The Places Audio Caption 400K Corpus contains approximately 400,000 spoken captions for natural images drawn from the Places 205 image dataset. It was collected to investigate multimodal learning schemes for unsupervised co-discovery of speech patterns and visual objects. For a description of the corpus, see:
D. Harwath, A. Torralba, and J. Glass, "Unsupervised Learning of Spoken Language with Visual Context," Proc. of Neural Information Processing Systems (NIPS), Barcelona, Spain, December 2016 (PDF)
D. Harwath and J. Glass, "Learning Word-Like Units from Joint Audio-Visual Analysis," Proc. of the Annual Meeting of the Association for Computational Linguistics (ACL), Vancouver, Canada, July 2017 (PDF)
D. Harwath, A. Recasens, D. Suris, G. Chuang, A. Torralba, and J. Glass, "Jointly Discovering Visual Objects and Spoken Words from Raw Sensory Input," Proc. of the 2018 European Conference on Computer Vision (ECCV), Munich, Germany, September 2018 (PDF)

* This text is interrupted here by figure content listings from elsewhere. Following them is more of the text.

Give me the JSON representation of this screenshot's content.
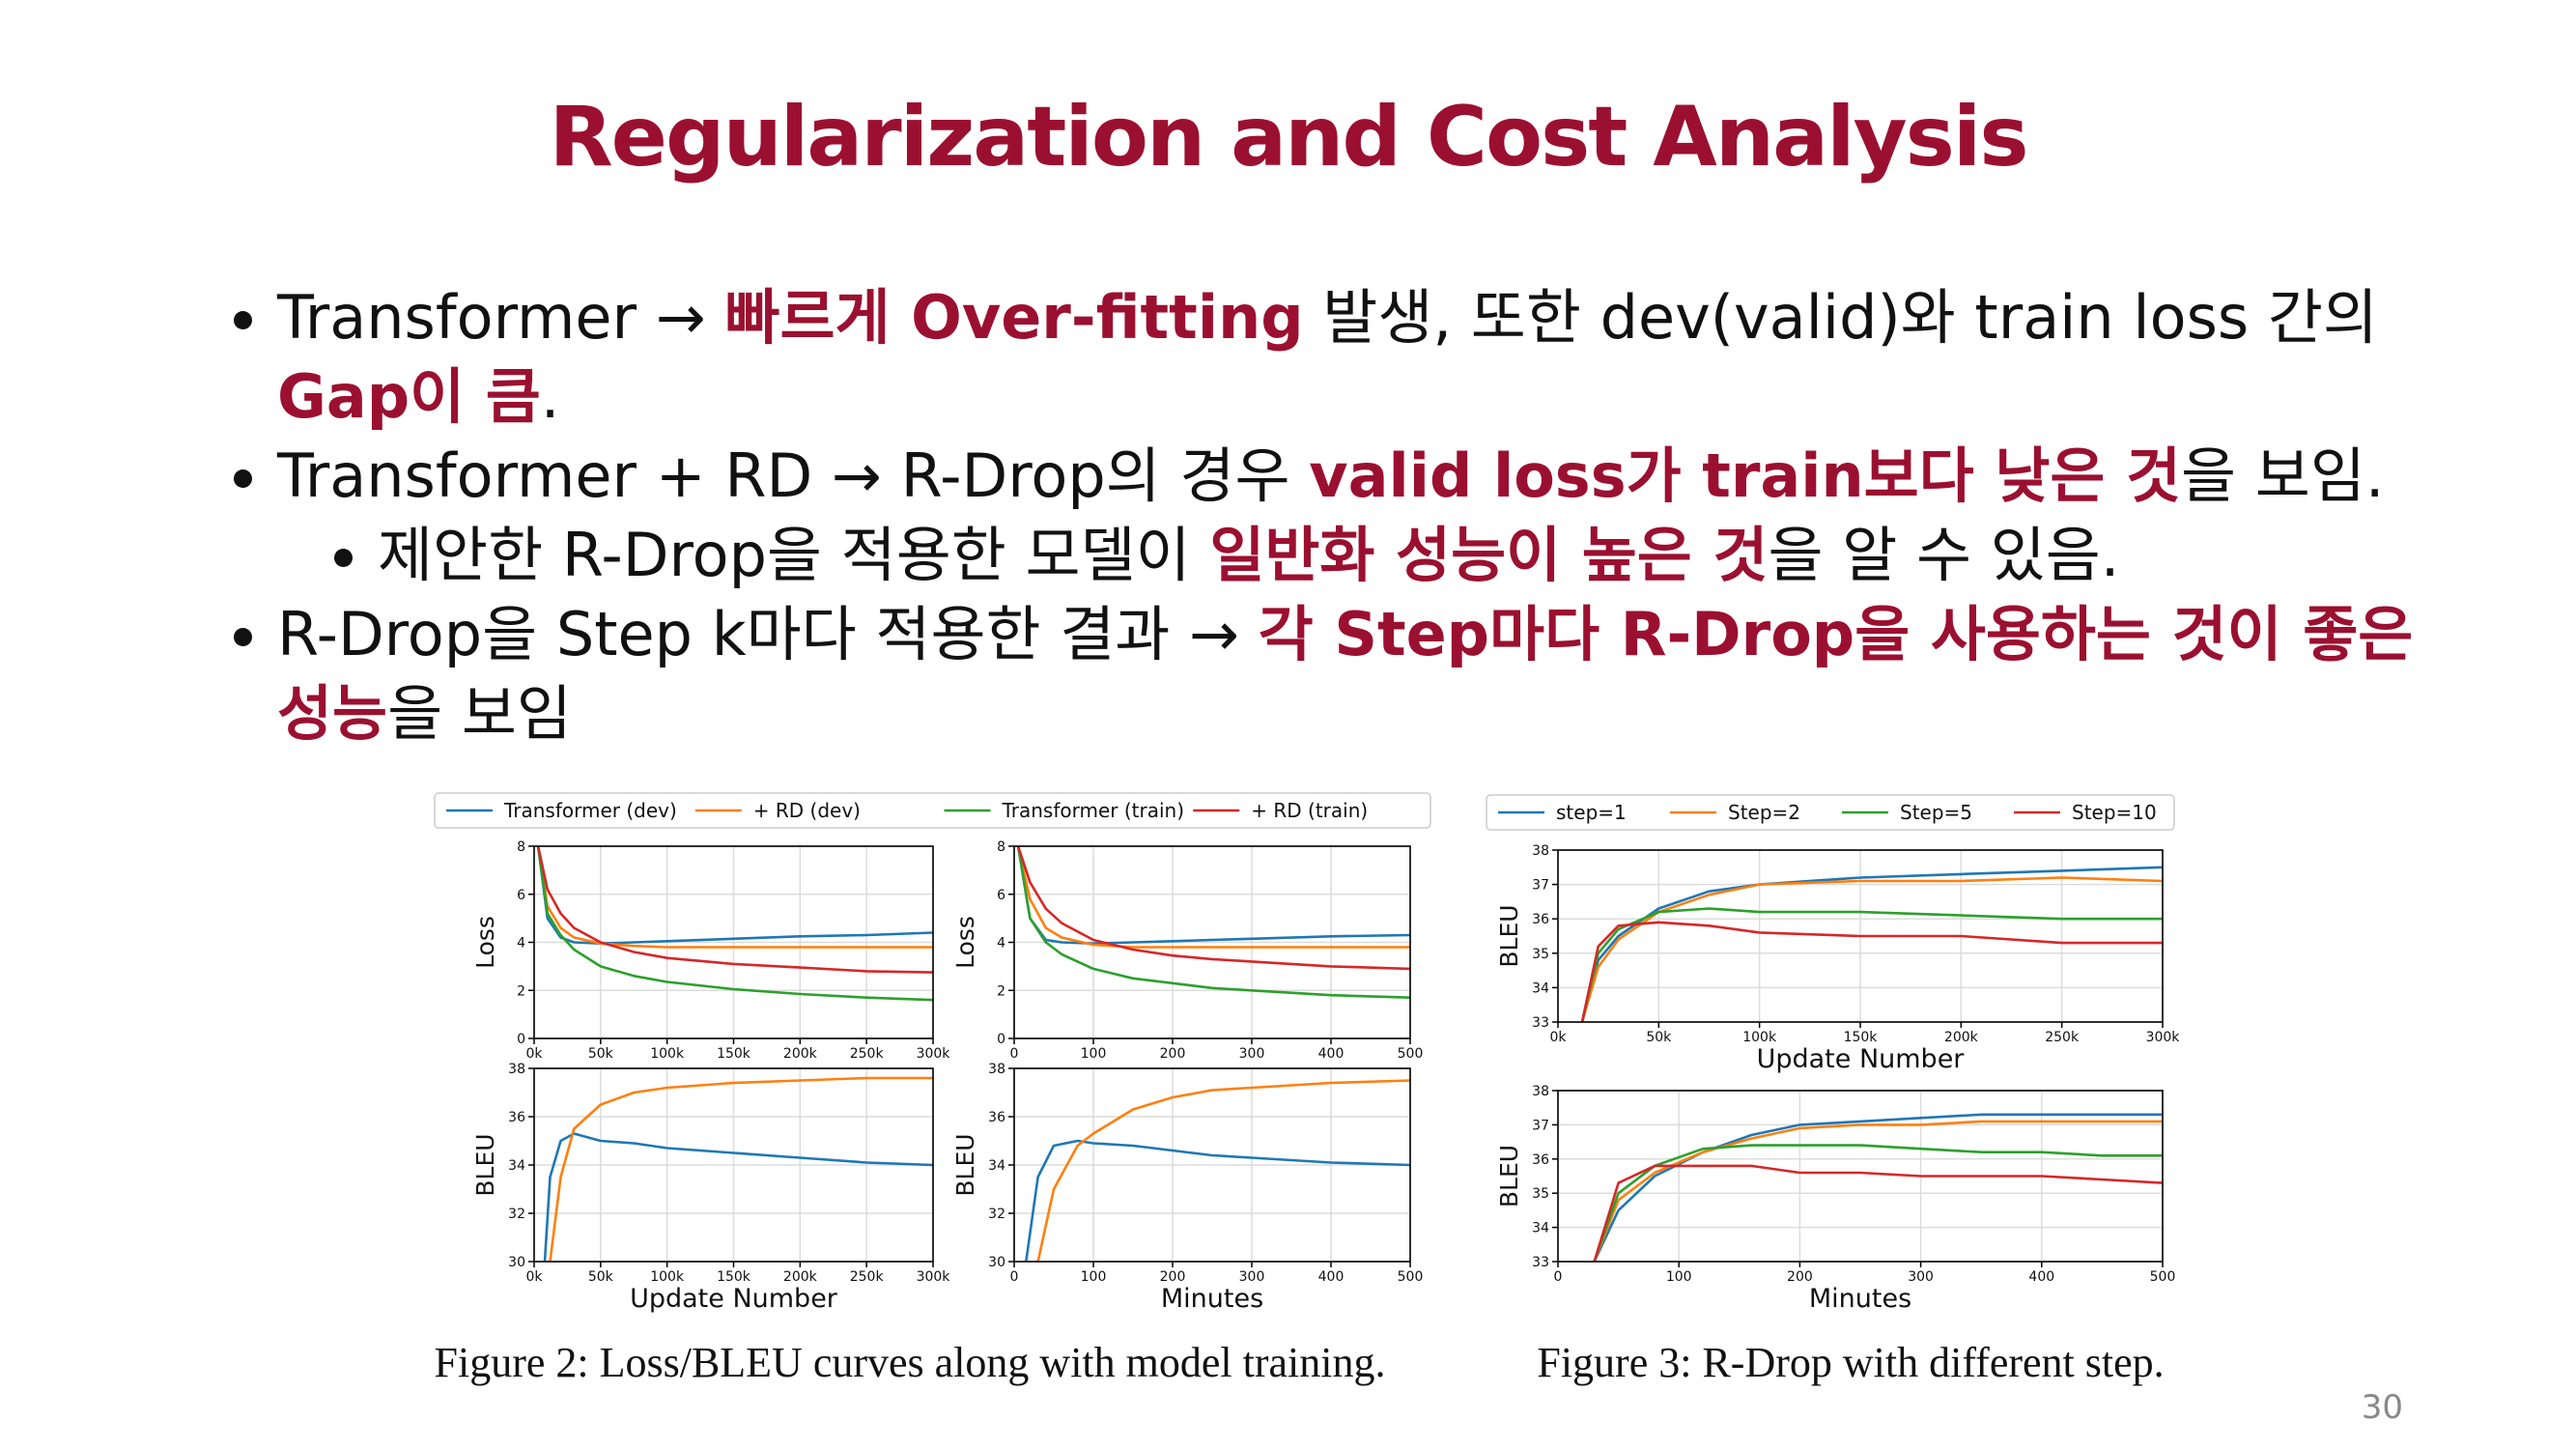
{
  "title": "Regularization and Cost Analysis",
  "bullets": [
    {
      "level": 1,
      "runs": [
        {
          "text": "Transformer → "
        },
        {
          "text": "빠르게 Over-fitting",
          "emphasis": true
        },
        {
          "text": " 발생, 또한 dev(valid)와 train loss 간의 "
        },
        {
          "text": "Gap이 큼",
          "emphasis": true
        },
        {
          "text": "."
        }
      ]
    },
    {
      "level": 1,
      "runs": [
        {
          "text": "Transformer + RD → R-Drop의 경우 "
        },
        {
          "text": "valid loss가 train보다 낮은 것",
          "emphasis": true
        },
        {
          "text": "을 보임."
        }
      ]
    },
    {
      "level": 2,
      "runs": [
        {
          "text": "제안한 R-Drop을 적용한 모델이 "
        },
        {
          "text": "일반화 성능이 높은 것",
          "emphasis": true
        },
        {
          "text": "을 알 수 있음."
        }
      ]
    },
    {
      "level": 1,
      "runs": [
        {
          "text": "R-Drop을 Step k마다 적용한 결과 → "
        },
        {
          "text": "각 Step마다 R-Drop을 사용하는 것이 좋은 성능",
          "emphasis": true
        },
        {
          "text": "을 보임"
        }
      ]
    }
  ],
  "figures": [
    {
      "caption": "Figure 2: Loss/BLEU curves along with model training.",
      "legend": [
        {
          "name": "Transformer (dev)",
          "color": "#1f77b4"
        },
        {
          "name": "+ RD (dev)",
          "color": "#ff7f0e"
        },
        {
          "name": "Transformer (train)",
          "color": "#2ca02c"
        },
        {
          "name": "+ RD (train)",
          "color": "#d62728"
        }
      ],
      "panels": [
        {
          "type": "line",
          "ylabel": "Loss",
          "grid": true,
          "x": [
            3000,
            10000,
            20000,
            30000,
            50000,
            75000,
            100000,
            150000,
            200000,
            250000,
            300000
          ],
          "xlim": [
            0,
            300000
          ],
          "xticks": [
            {
              "value": 0,
              "label": "0k"
            },
            {
              "value": 50000,
              "label": "50k"
            },
            {
              "value": 100000,
              "label": "100k"
            },
            {
              "value": 150000,
              "label": "150k"
            },
            {
              "value": 200000,
              "label": "200k"
            },
            {
              "value": 250000,
              "label": "250k"
            },
            {
              "value": 300000,
              "label": "300k"
            }
          ],
          "ylim": [
            0,
            8
          ],
          "yticks": [
            0,
            2,
            4,
            6,
            8
          ],
          "series": [
            {
              "color": "#1f77b4",
              "values": [
                8,
                5.0,
                4.2,
                4.0,
                3.95,
                4.0,
                4.05,
                4.15,
                4.25,
                4.3,
                4.4
              ]
            },
            {
              "color": "#ff7f0e",
              "values": [
                8,
                5.5,
                4.6,
                4.2,
                3.95,
                3.85,
                3.8,
                3.8,
                3.8,
                3.8,
                3.8
              ]
            },
            {
              "color": "#2ca02c",
              "values": [
                8,
                5.2,
                4.3,
                3.7,
                3.0,
                2.6,
                2.35,
                2.05,
                1.85,
                1.7,
                1.6
              ]
            },
            {
              "color": "#d62728",
              "values": [
                8,
                6.2,
                5.2,
                4.6,
                4.0,
                3.6,
                3.35,
                3.1,
                2.95,
                2.8,
                2.75
              ]
            }
          ]
        },
        {
          "type": "line",
          "ylabel": "Loss",
          "grid": true,
          "x": [
            5,
            20,
            40,
            60,
            100,
            150,
            200,
            250,
            300,
            400,
            500
          ],
          "xlim": [
            0,
            500
          ],
          "xticks": [
            0,
            100,
            200,
            300,
            400,
            500
          ],
          "ylim": [
            0,
            8
          ],
          "yticks": [
            0,
            2,
            4,
            6,
            8
          ],
          "series": [
            {
              "color": "#1f77b4",
              "values": [
                8,
                5.0,
                4.1,
                4.0,
                3.95,
                4.0,
                4.05,
                4.1,
                4.15,
                4.25,
                4.3
              ]
            },
            {
              "color": "#ff7f0e",
              "values": [
                8,
                5.8,
                4.6,
                4.2,
                3.9,
                3.8,
                3.8,
                3.8,
                3.8,
                3.8,
                3.8
              ]
            },
            {
              "color": "#2ca02c",
              "values": [
                8,
                5.0,
                4.0,
                3.5,
                2.9,
                2.5,
                2.3,
                2.1,
                2.0,
                1.8,
                1.7
              ]
            },
            {
              "color": "#d62728",
              "values": [
                8,
                6.5,
                5.4,
                4.8,
                4.1,
                3.7,
                3.45,
                3.3,
                3.2,
                3.0,
                2.9
              ]
            }
          ]
        },
        {
          "type": "line",
          "ylabel": "BLEU",
          "xlabel": "Update Number",
          "grid": true,
          "x": [
            8000,
            12000,
            20000,
            30000,
            50000,
            75000,
            100000,
            150000,
            200000,
            250000,
            300000
          ],
          "xlim": [
            0,
            300000
          ],
          "xticks": [
            {
              "value": 0,
              "label": "0k"
            },
            {
              "value": 50000,
              "label": "50k"
            },
            {
              "value": 100000,
              "label": "100k"
            },
            {
              "value": 150000,
              "label": "150k"
            },
            {
              "value": 200000,
              "label": "200k"
            },
            {
              "value": 250000,
              "label": "250k"
            },
            {
              "value": 300000,
              "label": "300k"
            }
          ],
          "ylim": [
            30,
            38
          ],
          "yticks": [
            30,
            32,
            34,
            36,
            38
          ],
          "series": [
            {
              "color": "#1f77b4",
              "values": [
                30,
                33.5,
                35.0,
                35.3,
                35.0,
                34.9,
                34.7,
                34.5,
                34.3,
                34.1,
                34.0
              ]
            },
            {
              "color": "#ff7f0e",
              "values": [
                null,
                30,
                33.5,
                35.5,
                36.5,
                37.0,
                37.2,
                37.4,
                37.5,
                37.6,
                37.6
              ]
            }
          ]
        },
        {
          "type": "line",
          "ylabel": "BLEU",
          "xlabel": "Minutes",
          "grid": true,
          "x": [
            15,
            30,
            50,
            80,
            100,
            150,
            200,
            250,
            300,
            400,
            500
          ],
          "xlim": [
            0,
            500
          ],
          "xticks": [
            0,
            100,
            200,
            300,
            400,
            500
          ],
          "ylim": [
            30,
            38
          ],
          "yticks": [
            30,
            32,
            34,
            36,
            38
          ],
          "series": [
            {
              "color": "#1f77b4",
              "values": [
                30,
                33.5,
                34.8,
                35.0,
                34.9,
                34.8,
                34.6,
                34.4,
                34.3,
                34.1,
                34.0
              ]
            },
            {
              "color": "#ff7f0e",
              "values": [
                null,
                30,
                33,
                34.8,
                35.3,
                36.3,
                36.8,
                37.1,
                37.2,
                37.4,
                37.5
              ]
            }
          ]
        }
      ]
    },
    {
      "caption": "Figure 3: R-Drop with different step.",
      "legend": [
        {
          "name": "step=1",
          "color": "#1f77b4"
        },
        {
          "name": "Step=2",
          "color": "#ff7f0e"
        },
        {
          "name": "Step=5",
          "color": "#2ca02c"
        },
        {
          "name": "Step=10",
          "color": "#d62728"
        }
      ],
      "panels": [
        {
          "type": "line",
          "ylabel": "BLEU",
          "xlabel": "Update Number",
          "grid": true,
          "x": [
            12000,
            20000,
            30000,
            50000,
            75000,
            100000,
            150000,
            200000,
            250000,
            300000
          ],
          "xlim": [
            0,
            300000
          ],
          "xticks": [
            {
              "value": 0,
              "label": "0k"
            },
            {
              "value": 50000,
              "label": "50k"
            },
            {
              "value": 100000,
              "label": "100k"
            },
            {
              "value": 150000,
              "label": "150k"
            },
            {
              "value": 200000,
              "label": "200k"
            },
            {
              "value": 250000,
              "label": "250k"
            },
            {
              "value": 300000,
              "label": "300k"
            }
          ],
          "ylim": [
            33,
            38
          ],
          "yticks": [
            33,
            34,
            35,
            36,
            37,
            38
          ],
          "series": [
            {
              "color": "#1f77b4",
              "values": [
                33,
                34.8,
                35.5,
                36.3,
                36.8,
                37.0,
                37.2,
                37.3,
                37.4,
                37.5
              ]
            },
            {
              "color": "#ff7f0e",
              "values": [
                33,
                34.6,
                35.4,
                36.2,
                36.7,
                37.0,
                37.1,
                37.1,
                37.2,
                37.1
              ]
            },
            {
              "color": "#2ca02c",
              "values": [
                33,
                35.0,
                35.7,
                36.2,
                36.3,
                36.2,
                36.2,
                36.1,
                36.0,
                36.0
              ]
            },
            {
              "color": "#d62728",
              "values": [
                33,
                35.2,
                35.8,
                35.9,
                35.8,
                35.6,
                35.5,
                35.5,
                35.3,
                35.3
              ]
            }
          ]
        },
        {
          "type": "line",
          "ylabel": "BLEU",
          "xlabel": "Minutes",
          "grid": true,
          "x": [
            30,
            50,
            80,
            120,
            160,
            200,
            250,
            300,
            350,
            400,
            450,
            500
          ],
          "xlim": [
            0,
            500
          ],
          "xticks": [
            0,
            100,
            200,
            300,
            400,
            500
          ],
          "ylim": [
            33,
            38
          ],
          "yticks": [
            33,
            34,
            35,
            36,
            37,
            38
          ],
          "series": [
            {
              "color": "#1f77b4",
              "values": [
                33,
                34.5,
                35.5,
                36.2,
                36.7,
                37.0,
                37.1,
                37.2,
                37.3,
                37.3,
                37.3,
                37.3
              ]
            },
            {
              "color": "#ff7f0e",
              "values": [
                33,
                34.8,
                35.6,
                36.2,
                36.6,
                36.9,
                37.0,
                37.0,
                37.1,
                37.1,
                37.1,
                37.1
              ]
            },
            {
              "color": "#2ca02c",
              "values": [
                33,
                35.0,
                35.8,
                36.3,
                36.4,
                36.4,
                36.4,
                36.3,
                36.2,
                36.2,
                36.1,
                36.1
              ]
            },
            {
              "color": "#d62728",
              "values": [
                33,
                35.3,
                35.8,
                35.8,
                35.8,
                35.6,
                35.6,
                35.5,
                35.5,
                35.5,
                35.4,
                35.3
              ]
            }
          ]
        }
      ]
    }
  ],
  "page_number": "30"
}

This corpus only includes audio recordings, and not the associated images. You will need to separately download the Places image dataset here.
If you use this data in your own publications, please cite the papers above as well as the relevant publications listed on the Places website.
This data is distributed under the Creative Commons Attribution-ShareAlike (CC BY-SA) license (link).